1
Tu és o ser mais belo do mundo.
O ser em toda a sua beleza enchendo o meu espaço.
Que bom, filha, falar-te com esta simplicidade!
Vejo em ti o mundo que começa, sem estrelas
ainda altas, sem rios que dividem, um impulso
de luz, uma luz que eu não sei donde vem,
apesar de tudo, e instante a instante
inutiliza a sombra dos limites que eu
e tua mãe te demos.
2
Os adultos dizem facilmente que as crianças
brincam, dando à palavra brincar um magro
conteúdo. Nós somos a gente séria que constrói
o mundo; vós, a carne tolerada, o grito
impertinente, a delícia necessária e devida
ao fim do trabalho. Um dia compreenderás isto
melhor do que eu – digo melhor
Porque acredito sinceramente no infinito. De tudo.
3
Brincas com um papel onde escreves
a tua alma. Nesta sala todos procuram decifrar
os teus rabiscos, vendo flores, cabeças, animais.
Vou guardar – disse eu, há dias – e talvez
mandar pôr um caixilho. Vê, filha:
projectei-me no papel, embebido de ti,
e vi talvez o que não vi. Narcisicamente.
Rir-te-ás um dia da minha ingenuidade?
4
De uma hora de televisão
apenas retiveste: uma papoila crescia, crescia.
Nem sequer dás conta que os teus pais
te ouvem nomear-te. Brincas.
E num desses rabiscos começo a ver uma coisa
importante: a história dum povo. O nosso.
Assente em maré de borrões, erguendo-se
na alvura – uma linha torcicolada, arrepiando
o infinito. Continuo a projectar-me.
5
Oh labareda de pétalas
organizando um suave amanhecer perfume
de rosmaninho e manjerico do monte em nossa aldeia
no rio do teu corpo translúcido incêndio de ser!
Estar aqui é estar-te a arte num gesto
que sobe de ignotos fundos marinhos
atravessa partindo-a a crosta da nossa malícia
e acende um desejo de sol.
6
Mordes agora um gomo de laranja. Papoilas
abrem-se rutilantes na tua voz
e sobrevoam os plainos húmidos do pensamento
cada palavra é uma bola colorida
que deitas ao chão saltita em ritmo crescente
explodindo em colares de luz que cingem
muito docemente cada uma das nossa ideias
oh labareda labareda de pétalas!
7
Retomas o silêncio. Estende-lo adultamente
sobre a mesa. O silêncio estava debruçado
dos teus olhos: bastou puxar levemente uma ponta.
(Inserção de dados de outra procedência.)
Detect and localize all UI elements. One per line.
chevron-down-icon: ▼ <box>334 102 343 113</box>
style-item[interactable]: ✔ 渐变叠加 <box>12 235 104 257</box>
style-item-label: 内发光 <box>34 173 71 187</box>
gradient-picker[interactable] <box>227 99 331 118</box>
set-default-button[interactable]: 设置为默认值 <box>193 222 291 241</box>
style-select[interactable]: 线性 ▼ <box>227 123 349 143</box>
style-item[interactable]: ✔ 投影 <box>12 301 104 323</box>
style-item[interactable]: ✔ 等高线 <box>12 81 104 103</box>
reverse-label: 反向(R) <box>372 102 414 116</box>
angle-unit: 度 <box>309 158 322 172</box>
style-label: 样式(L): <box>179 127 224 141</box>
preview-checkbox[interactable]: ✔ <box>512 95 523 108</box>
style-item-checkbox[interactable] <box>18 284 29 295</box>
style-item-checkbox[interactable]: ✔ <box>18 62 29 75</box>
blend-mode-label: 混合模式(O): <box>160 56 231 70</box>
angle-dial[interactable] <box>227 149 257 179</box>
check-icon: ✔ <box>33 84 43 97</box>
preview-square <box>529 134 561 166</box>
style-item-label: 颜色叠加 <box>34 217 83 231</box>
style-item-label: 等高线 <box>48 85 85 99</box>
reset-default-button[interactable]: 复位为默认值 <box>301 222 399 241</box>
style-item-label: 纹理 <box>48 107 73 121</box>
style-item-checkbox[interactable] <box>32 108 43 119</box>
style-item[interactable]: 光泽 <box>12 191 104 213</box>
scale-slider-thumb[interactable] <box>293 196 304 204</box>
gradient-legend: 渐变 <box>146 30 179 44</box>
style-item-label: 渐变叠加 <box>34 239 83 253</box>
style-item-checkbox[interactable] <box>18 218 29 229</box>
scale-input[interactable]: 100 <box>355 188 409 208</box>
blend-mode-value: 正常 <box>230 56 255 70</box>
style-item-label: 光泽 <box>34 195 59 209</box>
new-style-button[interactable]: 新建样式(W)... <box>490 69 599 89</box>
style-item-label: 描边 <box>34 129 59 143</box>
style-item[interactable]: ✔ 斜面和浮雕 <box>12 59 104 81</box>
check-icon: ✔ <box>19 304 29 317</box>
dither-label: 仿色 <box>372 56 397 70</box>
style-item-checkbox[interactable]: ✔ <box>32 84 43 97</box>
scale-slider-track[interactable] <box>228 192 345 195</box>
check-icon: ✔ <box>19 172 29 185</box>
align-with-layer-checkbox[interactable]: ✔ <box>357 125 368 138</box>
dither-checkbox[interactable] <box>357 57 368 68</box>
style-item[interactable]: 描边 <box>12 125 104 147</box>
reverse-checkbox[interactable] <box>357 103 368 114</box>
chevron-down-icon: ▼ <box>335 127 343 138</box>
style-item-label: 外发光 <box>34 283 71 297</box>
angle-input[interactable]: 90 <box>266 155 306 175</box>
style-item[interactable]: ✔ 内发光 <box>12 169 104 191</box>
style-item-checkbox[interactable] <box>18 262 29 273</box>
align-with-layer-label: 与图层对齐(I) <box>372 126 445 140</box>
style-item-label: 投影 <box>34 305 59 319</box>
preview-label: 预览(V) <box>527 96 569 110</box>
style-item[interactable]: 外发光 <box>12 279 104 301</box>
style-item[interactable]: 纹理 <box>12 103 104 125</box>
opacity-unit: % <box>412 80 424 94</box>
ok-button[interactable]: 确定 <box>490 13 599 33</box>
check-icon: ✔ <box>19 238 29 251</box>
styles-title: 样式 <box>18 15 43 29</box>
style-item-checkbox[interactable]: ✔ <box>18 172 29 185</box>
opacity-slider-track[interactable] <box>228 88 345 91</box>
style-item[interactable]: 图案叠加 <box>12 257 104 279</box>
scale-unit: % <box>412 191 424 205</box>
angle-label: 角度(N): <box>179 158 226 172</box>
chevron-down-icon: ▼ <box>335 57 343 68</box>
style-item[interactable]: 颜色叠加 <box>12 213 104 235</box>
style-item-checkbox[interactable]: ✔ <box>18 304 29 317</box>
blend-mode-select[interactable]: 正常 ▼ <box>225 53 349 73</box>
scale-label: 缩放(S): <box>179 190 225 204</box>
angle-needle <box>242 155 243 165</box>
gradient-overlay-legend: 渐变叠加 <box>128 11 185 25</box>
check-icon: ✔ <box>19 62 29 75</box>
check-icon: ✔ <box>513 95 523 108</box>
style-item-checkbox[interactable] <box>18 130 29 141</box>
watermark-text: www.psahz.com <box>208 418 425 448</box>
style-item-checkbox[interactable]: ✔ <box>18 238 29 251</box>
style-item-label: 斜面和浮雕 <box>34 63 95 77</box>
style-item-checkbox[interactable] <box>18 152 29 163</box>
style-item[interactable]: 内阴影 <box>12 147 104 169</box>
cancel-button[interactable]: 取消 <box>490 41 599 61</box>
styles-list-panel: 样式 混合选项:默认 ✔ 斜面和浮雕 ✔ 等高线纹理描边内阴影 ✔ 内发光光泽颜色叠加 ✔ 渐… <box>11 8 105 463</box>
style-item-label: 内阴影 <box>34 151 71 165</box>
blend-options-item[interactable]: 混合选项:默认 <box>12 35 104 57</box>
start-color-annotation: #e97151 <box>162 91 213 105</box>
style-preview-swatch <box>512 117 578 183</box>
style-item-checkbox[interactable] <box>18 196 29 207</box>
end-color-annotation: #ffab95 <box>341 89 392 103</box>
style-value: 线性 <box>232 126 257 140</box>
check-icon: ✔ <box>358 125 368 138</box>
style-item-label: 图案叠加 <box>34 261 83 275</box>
Creio que não fui apenas eu a ver uma chuva
de estrelas azuis. O teu silêncio é cheio,
profundo e musical como o firmamento.
Escorre-nos por dentro dos olhos até à alma.
Eu olho para ti assim,
como se o mundo estivesse inteirinho à minha frente.
8
Agora é uma correria de partir vidros pela sala,
vidros de luz por todos os cantos.
Contornas a mesa como a cor contorna
um fruto. Só tu existes. Nós
existimos contigo, em ti. Quando paras,
devolves-nos a nós próprios, folhas
em branco, à espera de novo discurso,
margens que como tal te completam.
9
De novo o papel. De novo os rabiscos.
A seriedade do teu gesto comove-me.
Penso nos graves problemas deste país,
problemas que já entraram em nossa casa.
O ódio cresce nos laranjais do sonho,
andorinhas transformam-se em abutres.
Haverá um mundo que tu me queiras ensinar,
que eu já perdi,
que todos nós perdemos?
Filha, empresta-me uma só pétala do teu gesto.
António Cabral [1931-2007] foi um poeta, ficcionista, cronista, ensaísta, dramaturgo, etnógrafo e divulgador da cultura popular portuguesa.